The funding, according to a press release, will be used to support ongoing operations of Fibrobiologics and advance its clinical programs in multiple sclerosis, degenerative disc disease, wound care, extension of life, and cancer.

"We're excited to partner with StartEngine on this campaign. StartEngine has over 600,000 investors as part of their community and has raised over half a billion dollars for its clients," says FibroBiologics' Founder and CEO Pete O'Heeron, in the release.

"This is an exciting time at FibroBiologics as we continue progressing our clinical pipeline and developing innovative therapies to treat chronic diseases," he continues. "This new funding will fuel our growth in the lab and bring us one step closer to commercialization."

The campaign, launched this week, already has over 100 investors, at the time of publication, and has raised nearly $2 million, according to the page.

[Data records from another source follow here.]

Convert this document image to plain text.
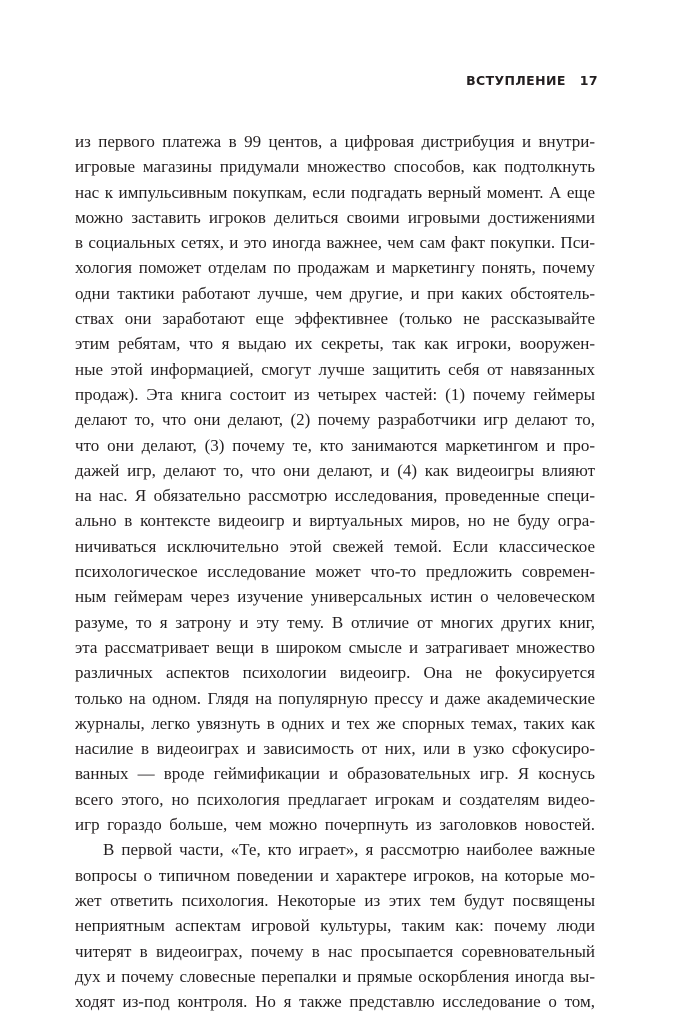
ВСТУПЛЕНИЕ 17
из первого платежа в 99 центов, а цифровая дистрибуция и внутри-
игровые магазины придумали множество способов, как подтолкнуть
нас к импульсивным покупкам, если подгадать верный момент. А еще
можно заставить игроков делиться своими игровыми достижениями
в социальных сетях, и это иногда важнее, чем сам факт покупки. Пси-
хология поможет отделам по продажам и маркетингу понять, почему
одни тактики работают лучше, чем другие, и при каких обстоятель-
ствах они заработают еще эффективнее (только не рассказывайте
этим ребятам, что я выдаю их секреты, так как игроки, вооружен-
ные этой информацией, смогут лучше защитить себя от навязанных
продаж). Эта книга состоит из четырех частей: (1) почему геймеры
делают то, что они делают, (2) почему разработчики игр делают то,
что они делают, (3) почему те, кто занимаются маркетингом и про-
дажей игр, делают то, что они делают, и (4) как видеоигры влияют
на нас. Я обязательно рассмотрю исследования, проведенные специ-
ально в контексте видеоигр и виртуальных миров, но не буду огра-
ничиваться исключительно этой свежей темой. Если классическое
психологическое исследование может что-то предложить современ-
ным геймерам через изучение универсальных истин о человеческом
разуме, то я затрону и эту тему. В отличие от многих других книг,
эта рассматривает вещи в широком смысле и затрагивает множество
различных аспектов психологии видеоигр. Она не фокусируется
только на одном. Глядя на популярную прессу и даже академические
журналы, легко увязнуть в одних и тех же спорных темах, таких как
насилие в видеоиграх и зависимость от них, или в узко сфокусиро-
ванных — вроде геймификации и образовательных игр. Я коснусь
всего этого, но психология предлагает игрокам и создателям видео-
игр гораздо больше, чем можно почерпнуть из заголовков новостей.
В первой части, «Те, кто играет», я рассмотрю наиболее важные
вопросы о типичном поведении и характере игроков, на которые мо-
жет ответить психология. Некоторые из этих тем будут посвящены
неприятным аспектам игровой культуры, таким как: почему люди
читерят в видеоиграх, почему в нас просыпается соревновательный
дух и почему словесные перепалки и прямые оскорбления иногда вы-
ходят из-под контроля. Но я также представлю исследование о том,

The minimum investment is set at around $500, and the company's indicated valuation is $252.57 million.

In 2021, FibroBiologics announced its intention of going public. Last year, O'Heeron told InnovationMap on the Houston Innovators Podcast of the company's growth plans as well as the specifics of the technology.

Only two types of cells — stem cells and fibroblasts — can be used in cell therapy for a regenerative treatment, which is when specialists take healthy cells from a patient and inject them into a part of the body that needs it the most. As O'Heeron explains in the podcast, fibroblasts can do it more effectively and cheaper than stem cells.

"(Fibroblasts) can essentially do everything a stem cell can do, only they can do it better," says O'Heeron. "We've done tests in the lab and we've seen them outperform stem cells by a low of 50 percent to a high of about 220 percent on different disease paths."